Looking at other trends in the wrap market, the panel predicted that global wrap contracts, in which multiple wrap providers agree to similar terms when wrapping a single stable value fund, will likely continue to decline in importance. In 2006, the panel noted, 61 percent of stable value funds were globally wrapped; by 2010, that figure had fallen to 30 percent.

Cruz also noted that his organization is seeing more transparency from fund managers, a trend Silver applauded. “When we underwrite, we need to understand what the different strategies are, whether its in a global wrap structure or not,” he said. “I think the new approach going forward is to have a lot more information about the overall asset structure of a fund and an understanding of who the other wrap providers are. One of the lessons we learned over the past few years is that all issuers take the credit risk of other issuers, and there is huge pressure to work problems out when an issuer gets into trouble to avoid harming the stable value fund.”
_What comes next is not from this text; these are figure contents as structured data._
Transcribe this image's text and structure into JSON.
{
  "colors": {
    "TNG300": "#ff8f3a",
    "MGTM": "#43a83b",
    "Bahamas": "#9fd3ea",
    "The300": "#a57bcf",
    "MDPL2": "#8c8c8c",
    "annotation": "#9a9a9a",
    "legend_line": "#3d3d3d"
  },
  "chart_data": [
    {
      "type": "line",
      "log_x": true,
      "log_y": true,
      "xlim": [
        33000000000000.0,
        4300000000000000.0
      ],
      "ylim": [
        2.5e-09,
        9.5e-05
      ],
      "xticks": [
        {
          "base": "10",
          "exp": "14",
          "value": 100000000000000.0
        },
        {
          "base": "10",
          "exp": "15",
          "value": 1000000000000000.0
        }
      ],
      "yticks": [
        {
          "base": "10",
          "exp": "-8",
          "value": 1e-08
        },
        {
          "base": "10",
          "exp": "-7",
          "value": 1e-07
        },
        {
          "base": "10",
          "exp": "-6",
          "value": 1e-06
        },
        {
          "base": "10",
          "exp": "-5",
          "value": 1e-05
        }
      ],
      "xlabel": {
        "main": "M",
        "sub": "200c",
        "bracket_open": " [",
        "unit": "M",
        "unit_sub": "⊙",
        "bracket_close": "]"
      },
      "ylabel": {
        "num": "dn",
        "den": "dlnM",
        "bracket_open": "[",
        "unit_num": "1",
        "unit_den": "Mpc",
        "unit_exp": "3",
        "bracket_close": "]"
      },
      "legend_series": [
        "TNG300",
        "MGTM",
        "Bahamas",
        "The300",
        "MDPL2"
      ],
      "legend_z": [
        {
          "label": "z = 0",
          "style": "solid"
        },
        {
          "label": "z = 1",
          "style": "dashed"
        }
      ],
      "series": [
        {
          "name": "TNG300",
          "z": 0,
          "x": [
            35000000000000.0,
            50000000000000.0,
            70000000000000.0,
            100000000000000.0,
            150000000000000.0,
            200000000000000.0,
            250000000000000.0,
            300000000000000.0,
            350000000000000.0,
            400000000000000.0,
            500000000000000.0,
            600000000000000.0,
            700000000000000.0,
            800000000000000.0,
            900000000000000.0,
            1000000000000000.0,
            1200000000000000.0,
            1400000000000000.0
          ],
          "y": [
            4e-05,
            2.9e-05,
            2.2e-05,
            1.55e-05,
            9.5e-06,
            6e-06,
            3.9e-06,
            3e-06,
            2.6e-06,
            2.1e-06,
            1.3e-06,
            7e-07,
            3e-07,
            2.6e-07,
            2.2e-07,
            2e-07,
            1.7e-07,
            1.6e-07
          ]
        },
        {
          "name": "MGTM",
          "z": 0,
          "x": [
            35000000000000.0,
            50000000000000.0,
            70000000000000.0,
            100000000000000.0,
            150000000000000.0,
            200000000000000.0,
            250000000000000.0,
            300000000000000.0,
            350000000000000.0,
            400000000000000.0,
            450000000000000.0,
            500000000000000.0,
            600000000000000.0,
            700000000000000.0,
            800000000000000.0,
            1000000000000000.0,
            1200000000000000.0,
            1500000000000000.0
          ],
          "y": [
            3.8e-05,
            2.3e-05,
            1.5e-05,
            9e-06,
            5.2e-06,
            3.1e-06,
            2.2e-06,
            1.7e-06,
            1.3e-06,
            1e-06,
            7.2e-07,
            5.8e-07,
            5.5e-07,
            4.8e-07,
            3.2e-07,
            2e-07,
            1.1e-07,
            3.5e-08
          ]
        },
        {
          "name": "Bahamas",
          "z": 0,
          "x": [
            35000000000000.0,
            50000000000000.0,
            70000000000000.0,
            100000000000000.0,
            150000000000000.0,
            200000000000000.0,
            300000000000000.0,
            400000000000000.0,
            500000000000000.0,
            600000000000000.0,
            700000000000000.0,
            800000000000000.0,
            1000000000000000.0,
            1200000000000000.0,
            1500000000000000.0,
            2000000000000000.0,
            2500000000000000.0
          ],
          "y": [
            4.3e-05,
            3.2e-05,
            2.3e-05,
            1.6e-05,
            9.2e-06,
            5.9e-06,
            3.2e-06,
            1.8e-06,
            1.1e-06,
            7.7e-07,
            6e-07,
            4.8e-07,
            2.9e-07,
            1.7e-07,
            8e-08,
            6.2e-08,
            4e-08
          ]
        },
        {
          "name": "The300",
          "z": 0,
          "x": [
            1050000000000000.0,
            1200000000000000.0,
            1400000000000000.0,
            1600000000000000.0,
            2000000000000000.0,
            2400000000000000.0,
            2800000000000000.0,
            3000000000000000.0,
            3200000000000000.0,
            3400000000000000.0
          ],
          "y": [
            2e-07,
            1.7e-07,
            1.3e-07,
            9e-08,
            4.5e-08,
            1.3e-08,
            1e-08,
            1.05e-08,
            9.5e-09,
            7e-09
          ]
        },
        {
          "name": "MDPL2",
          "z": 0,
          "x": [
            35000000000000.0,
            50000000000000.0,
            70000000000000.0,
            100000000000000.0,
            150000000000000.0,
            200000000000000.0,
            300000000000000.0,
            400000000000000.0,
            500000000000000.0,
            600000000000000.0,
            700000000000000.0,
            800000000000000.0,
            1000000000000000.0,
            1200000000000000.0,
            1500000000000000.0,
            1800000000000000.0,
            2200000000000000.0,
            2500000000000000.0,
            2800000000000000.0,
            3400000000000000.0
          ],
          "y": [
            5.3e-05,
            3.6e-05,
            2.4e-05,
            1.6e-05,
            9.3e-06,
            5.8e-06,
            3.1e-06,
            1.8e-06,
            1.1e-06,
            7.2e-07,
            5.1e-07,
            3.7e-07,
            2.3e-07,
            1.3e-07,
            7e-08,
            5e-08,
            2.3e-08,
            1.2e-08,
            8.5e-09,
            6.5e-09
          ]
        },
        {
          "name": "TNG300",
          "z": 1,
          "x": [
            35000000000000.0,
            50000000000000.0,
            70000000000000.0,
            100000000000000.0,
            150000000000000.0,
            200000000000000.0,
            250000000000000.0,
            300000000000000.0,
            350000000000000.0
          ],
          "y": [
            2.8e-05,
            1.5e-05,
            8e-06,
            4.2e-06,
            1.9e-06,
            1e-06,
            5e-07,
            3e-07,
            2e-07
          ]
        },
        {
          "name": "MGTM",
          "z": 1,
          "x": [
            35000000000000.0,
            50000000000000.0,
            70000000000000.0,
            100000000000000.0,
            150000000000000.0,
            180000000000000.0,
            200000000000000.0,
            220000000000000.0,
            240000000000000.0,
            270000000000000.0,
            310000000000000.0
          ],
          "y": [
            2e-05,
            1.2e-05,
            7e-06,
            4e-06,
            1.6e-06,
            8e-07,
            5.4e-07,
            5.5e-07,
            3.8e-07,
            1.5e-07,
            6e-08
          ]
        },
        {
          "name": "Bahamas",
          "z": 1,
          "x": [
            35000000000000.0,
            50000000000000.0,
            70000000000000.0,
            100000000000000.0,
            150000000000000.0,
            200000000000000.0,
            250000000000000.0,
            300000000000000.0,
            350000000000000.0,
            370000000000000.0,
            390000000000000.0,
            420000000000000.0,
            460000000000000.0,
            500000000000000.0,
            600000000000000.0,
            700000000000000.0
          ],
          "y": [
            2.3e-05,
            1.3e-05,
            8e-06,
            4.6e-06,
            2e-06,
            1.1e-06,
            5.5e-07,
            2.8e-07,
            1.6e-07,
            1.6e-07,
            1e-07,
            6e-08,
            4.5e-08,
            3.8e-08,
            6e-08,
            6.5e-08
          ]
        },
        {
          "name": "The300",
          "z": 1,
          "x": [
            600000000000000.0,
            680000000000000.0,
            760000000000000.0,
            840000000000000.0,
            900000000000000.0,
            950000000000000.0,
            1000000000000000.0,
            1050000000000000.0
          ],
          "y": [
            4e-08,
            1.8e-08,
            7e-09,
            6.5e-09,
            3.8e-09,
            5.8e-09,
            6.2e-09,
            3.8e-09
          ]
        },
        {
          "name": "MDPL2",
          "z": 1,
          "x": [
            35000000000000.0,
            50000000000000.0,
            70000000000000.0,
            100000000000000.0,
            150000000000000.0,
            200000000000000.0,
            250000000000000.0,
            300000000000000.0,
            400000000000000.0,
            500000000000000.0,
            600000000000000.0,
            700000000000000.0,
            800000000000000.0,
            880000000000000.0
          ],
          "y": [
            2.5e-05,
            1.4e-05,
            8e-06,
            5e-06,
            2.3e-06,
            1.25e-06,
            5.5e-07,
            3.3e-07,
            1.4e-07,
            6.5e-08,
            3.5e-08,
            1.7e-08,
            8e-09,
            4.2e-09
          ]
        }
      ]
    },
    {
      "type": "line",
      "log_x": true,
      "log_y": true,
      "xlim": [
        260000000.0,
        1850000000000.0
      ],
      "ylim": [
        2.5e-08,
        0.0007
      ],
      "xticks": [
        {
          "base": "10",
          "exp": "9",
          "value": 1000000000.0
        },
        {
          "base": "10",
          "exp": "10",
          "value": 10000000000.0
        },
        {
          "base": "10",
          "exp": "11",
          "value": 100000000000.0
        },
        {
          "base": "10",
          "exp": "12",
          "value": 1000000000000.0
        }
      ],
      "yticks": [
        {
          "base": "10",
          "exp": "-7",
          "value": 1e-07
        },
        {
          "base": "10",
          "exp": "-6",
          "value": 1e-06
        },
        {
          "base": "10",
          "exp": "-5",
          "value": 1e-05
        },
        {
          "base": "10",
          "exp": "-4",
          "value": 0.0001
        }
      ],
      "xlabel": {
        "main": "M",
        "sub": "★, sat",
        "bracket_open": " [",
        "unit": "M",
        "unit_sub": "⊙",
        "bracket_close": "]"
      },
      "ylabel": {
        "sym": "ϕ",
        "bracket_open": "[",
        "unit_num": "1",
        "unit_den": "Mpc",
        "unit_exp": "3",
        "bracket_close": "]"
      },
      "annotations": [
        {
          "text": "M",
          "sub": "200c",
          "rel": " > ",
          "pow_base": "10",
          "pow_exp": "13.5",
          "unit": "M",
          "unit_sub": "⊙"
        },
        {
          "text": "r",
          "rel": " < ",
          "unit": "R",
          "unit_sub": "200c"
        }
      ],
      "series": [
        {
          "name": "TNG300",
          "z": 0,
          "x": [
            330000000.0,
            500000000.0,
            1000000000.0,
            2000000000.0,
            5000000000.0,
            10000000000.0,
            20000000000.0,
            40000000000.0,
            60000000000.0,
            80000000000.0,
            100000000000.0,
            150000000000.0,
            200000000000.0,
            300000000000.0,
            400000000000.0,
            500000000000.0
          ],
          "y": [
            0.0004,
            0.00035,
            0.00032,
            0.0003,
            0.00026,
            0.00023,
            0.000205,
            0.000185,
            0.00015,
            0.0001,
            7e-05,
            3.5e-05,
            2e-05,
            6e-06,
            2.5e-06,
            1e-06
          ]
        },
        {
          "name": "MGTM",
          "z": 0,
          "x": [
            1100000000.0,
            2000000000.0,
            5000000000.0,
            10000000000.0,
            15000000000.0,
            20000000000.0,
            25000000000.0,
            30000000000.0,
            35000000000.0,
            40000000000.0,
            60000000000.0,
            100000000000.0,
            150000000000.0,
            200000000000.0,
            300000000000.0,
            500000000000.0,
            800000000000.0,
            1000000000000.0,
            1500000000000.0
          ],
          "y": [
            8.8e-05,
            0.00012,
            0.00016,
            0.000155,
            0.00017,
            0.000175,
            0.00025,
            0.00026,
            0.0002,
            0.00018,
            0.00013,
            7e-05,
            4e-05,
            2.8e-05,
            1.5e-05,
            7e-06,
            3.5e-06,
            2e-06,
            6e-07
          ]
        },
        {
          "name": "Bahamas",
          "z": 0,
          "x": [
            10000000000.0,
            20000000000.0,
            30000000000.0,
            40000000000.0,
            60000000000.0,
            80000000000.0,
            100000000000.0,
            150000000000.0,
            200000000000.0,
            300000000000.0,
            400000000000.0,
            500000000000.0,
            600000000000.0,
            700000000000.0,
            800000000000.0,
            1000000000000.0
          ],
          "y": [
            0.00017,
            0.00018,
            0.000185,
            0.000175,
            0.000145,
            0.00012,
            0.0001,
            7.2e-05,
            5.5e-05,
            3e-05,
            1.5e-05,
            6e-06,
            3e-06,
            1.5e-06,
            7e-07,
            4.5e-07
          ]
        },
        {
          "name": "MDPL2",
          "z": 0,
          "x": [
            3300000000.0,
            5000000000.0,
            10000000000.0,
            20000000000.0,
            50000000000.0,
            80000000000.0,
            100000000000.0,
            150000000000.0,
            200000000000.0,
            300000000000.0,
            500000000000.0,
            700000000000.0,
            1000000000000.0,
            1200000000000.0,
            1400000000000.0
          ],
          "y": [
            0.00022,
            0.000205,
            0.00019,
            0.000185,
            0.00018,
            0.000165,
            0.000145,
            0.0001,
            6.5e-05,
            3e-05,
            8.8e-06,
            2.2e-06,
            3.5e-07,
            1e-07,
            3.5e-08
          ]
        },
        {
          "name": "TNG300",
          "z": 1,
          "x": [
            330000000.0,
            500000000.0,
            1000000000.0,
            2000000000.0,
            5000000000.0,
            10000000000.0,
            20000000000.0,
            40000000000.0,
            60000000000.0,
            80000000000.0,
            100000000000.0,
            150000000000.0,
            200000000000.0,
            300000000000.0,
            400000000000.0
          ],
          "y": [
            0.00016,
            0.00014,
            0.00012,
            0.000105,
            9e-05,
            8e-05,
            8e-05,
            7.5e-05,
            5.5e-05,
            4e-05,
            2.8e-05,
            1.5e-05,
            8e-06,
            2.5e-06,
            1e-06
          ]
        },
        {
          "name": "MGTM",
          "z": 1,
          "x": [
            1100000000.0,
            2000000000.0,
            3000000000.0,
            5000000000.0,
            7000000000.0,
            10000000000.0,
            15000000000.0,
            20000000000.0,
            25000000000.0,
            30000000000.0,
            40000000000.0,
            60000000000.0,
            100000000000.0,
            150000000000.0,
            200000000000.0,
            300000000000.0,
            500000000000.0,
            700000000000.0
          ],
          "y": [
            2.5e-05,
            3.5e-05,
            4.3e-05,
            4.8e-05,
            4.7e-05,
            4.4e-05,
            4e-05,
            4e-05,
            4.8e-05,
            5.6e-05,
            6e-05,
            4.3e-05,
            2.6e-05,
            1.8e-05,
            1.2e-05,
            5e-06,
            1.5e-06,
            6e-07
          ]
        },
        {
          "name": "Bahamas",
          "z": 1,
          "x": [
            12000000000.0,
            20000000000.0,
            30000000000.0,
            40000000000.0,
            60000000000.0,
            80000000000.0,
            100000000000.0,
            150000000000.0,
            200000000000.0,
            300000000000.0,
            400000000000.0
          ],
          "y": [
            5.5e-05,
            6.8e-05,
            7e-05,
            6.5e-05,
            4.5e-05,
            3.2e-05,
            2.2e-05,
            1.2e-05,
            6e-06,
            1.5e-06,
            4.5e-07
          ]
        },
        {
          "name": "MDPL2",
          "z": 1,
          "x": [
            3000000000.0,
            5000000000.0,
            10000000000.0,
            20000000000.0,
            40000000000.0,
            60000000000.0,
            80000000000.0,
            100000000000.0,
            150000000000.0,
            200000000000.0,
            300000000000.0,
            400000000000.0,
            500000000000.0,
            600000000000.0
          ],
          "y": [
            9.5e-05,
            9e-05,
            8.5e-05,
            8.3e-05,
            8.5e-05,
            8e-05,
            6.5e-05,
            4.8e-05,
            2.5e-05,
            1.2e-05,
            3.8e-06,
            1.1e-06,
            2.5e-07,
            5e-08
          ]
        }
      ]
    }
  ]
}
Cruz also said his company now values the ability to periodically re-underwrite its exposure on its wrap contracts, which is why it is moving toward offering finite-maturity rather than evergreen wrap contracts. “Everybody understands maturity profiles and the ability to manage exposure to certain dates,” he said. “I think that is an important consideration for us as we move forward.”

Looking toward other possible changes in the stable value marketplace, some members of the panel expressed reservations about having stable value funds included in the portfolios of target-date retirement funds, or about seeing the stable value industry create “hybrid” or “income” funds that would feature both wrapped and unwrapped assets. (See “Income Funds: The Next Evolution for Stable Value?” elsewhere in this issue of Stable Times.)

Silver said many investors were disappointed during the 2007-2009 stock market crash to find out that they could lose money in target-date funds, and that as a wrap provider he wasn’t sure he wanted to be involved with “a product that doesn’t ultimately achieve what it is expected to deliver.”

Silver also said hybrid funds could be problematic for wrap issuers for a number of reasons, notably the unpredictability of investor behavior in such a fund. In any event, he said he didn’t think such funds would prove very popular with retirement plan participants since they wouldn’t offer the principal protection that stable value funds have provided for decades.